Com paralisação de poços, produção de petróleo no CE desaba 85%

Redução em 2020 foi causada pela interrupção de quatro campos marítimos explorados pela Petrobras, cuja operação deve ser retomada por empresas privadas. A estatal continua operando dois poços terrestres no Estado

Legenda: Em março, a Petrobras interrompeu a operação dos campos marítimos de Atum, Xaréu, Curimã e Espada, do Polo Ceará
Foto: Thiago Gaspar

Com a interrupção temporária da exploração de quatro campos no Ceará, em 26 de março de 2020, a produção de óleo e gás no Estado caiu cerca 85%. Em fevereiro, mês em que o Estado registrou o maior volume do ano passado, foram produzidos uma média de 5,068 mil barris por dia, caindo para 4,347 mil, em março, e recuando para 782 barris por dia, em abril. Em novembro, dado mais recente disponibilizado pela Agência Nacional do Petróleo, Gás Natural e Biocombustíveis (ANP), a média caiu para 721 barris diários.

A forte queda acompanha a execução do plano da Petrobras de se desfazer de campos maduros para priorizar a exploração do pré-sal. Ainda assim, a expectativa é de que até o segundo semestre, conforme empresas privadas assumam os campos maduros do Ceará, a produção se recupere e volte aos patamares registrados no início do ano passado, antes da pandemia.

"Esses desinvestimentos deverão ocorrer em 2021 e novas empresas devem assumir a produção desses campos, pelo menos até o início do segundo semestre. A Petrobras quer se desfazer desses ativos e as empresas privadas estão esperando o momento mais oportuno para fazerem a compra", diz Bruno Iughetti consultor na área de petróleo e gás.

Desinvestimento

Em 26 de março, a Petrobras interrompeu a operação dos campos marítimos de Atum, Xaréu, Curimã e Espada, que compõem o Polo Ceará, mantendo apenas as operações nos campos terrestres de Icapuí e Fazenda Belém. E, no início de novembro do ano passado, ela anunciou o início do processo de venda da totalidade de sua participação de seus campos em água rasa do Polo Ceará.

"Os campos localizados no Ceará já estão maduros e não são mais atrativos para a Petrobras, mas são interessantes para a iniciativa privada", diz Iughetti. "O que se espera é que quando tivermos a retomada da operação desses poços, a gente possa recuperar a produção de cerca de 7 mil barris por dia ou até ampliando essa produção, por meio de novos investimentos privados".

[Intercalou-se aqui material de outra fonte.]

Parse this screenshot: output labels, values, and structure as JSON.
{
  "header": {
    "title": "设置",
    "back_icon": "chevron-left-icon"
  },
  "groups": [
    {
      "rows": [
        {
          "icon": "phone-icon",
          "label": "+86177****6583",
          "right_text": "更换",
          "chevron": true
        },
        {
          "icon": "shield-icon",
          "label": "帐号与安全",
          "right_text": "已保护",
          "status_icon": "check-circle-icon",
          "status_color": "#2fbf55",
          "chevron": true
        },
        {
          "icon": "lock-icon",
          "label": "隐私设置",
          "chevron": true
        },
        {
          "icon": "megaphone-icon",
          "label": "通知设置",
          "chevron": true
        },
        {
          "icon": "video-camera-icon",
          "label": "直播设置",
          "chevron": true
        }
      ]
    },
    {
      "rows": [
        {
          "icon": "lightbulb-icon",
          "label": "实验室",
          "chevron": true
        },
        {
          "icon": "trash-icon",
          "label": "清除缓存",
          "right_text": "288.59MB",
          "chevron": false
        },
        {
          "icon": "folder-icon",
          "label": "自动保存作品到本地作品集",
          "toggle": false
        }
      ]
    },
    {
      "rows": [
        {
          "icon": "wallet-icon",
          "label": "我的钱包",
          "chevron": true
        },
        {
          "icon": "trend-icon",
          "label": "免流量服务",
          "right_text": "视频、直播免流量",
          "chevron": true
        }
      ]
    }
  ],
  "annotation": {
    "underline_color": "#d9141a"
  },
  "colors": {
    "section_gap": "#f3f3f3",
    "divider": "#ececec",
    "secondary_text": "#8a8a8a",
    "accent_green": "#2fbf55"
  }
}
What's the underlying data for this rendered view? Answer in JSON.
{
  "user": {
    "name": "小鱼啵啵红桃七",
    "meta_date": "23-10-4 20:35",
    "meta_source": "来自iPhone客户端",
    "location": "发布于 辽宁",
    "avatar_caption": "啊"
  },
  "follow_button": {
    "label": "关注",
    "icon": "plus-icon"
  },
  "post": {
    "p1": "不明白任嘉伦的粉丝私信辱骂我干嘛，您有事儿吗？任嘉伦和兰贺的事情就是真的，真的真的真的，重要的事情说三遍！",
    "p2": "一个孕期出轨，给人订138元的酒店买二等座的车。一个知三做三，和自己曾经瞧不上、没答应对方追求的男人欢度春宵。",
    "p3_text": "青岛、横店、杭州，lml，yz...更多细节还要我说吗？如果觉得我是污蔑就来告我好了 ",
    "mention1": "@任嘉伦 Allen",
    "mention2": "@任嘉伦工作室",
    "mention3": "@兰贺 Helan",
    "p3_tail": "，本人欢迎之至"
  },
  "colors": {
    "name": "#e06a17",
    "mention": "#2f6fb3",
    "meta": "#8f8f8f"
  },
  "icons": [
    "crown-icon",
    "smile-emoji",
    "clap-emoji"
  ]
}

O Polo Ceará, em operação desde a década de 1980, fica a uma distância de 30 km da costa do Estado, em lâmina d'água entre 30 e 50 metros. A produção média em 2019 foi de 4,2 mil barris por dia. "São poços maduros que necessitam de muito investimento para manter a produção. Devido ao pouco volume, esses poços não fazem mais sentido para a Petrobras, mas podem ser rentáveis para companhias de menor porte", diz Iughetti.

Mesmo com a interrupção das operações, hoje, a Petrobras é a operadora desses campos com 100% de participação sobre os direitos de exploração e produção dos contratos de concessão.

Brasil

Ao longo de 2020, a produção nacional de petróleo também apresentou queda. Segundo a ANP, em novembro, a produção de petróleo no Brasil foi de aproximadamente 2,7 milhões de barris por dia, referentes a 271 áreas produtoras. Em dezembro, a estatal perdeu o patamar dos 2 milhões de barris de petróleo, registrando 1,980 milhão de barris diários, queda de 14,6% em relação à produção de janeiro de 2020 (2,319 milhões de barris diários).

Já a produção de gás natural fechou 2020 com uma média 89,9 milhões de metros cúbicos por dia. Assim, a participação da empresa na produção total caiu para 72,3%, contra o pico de 75,3%, de julho.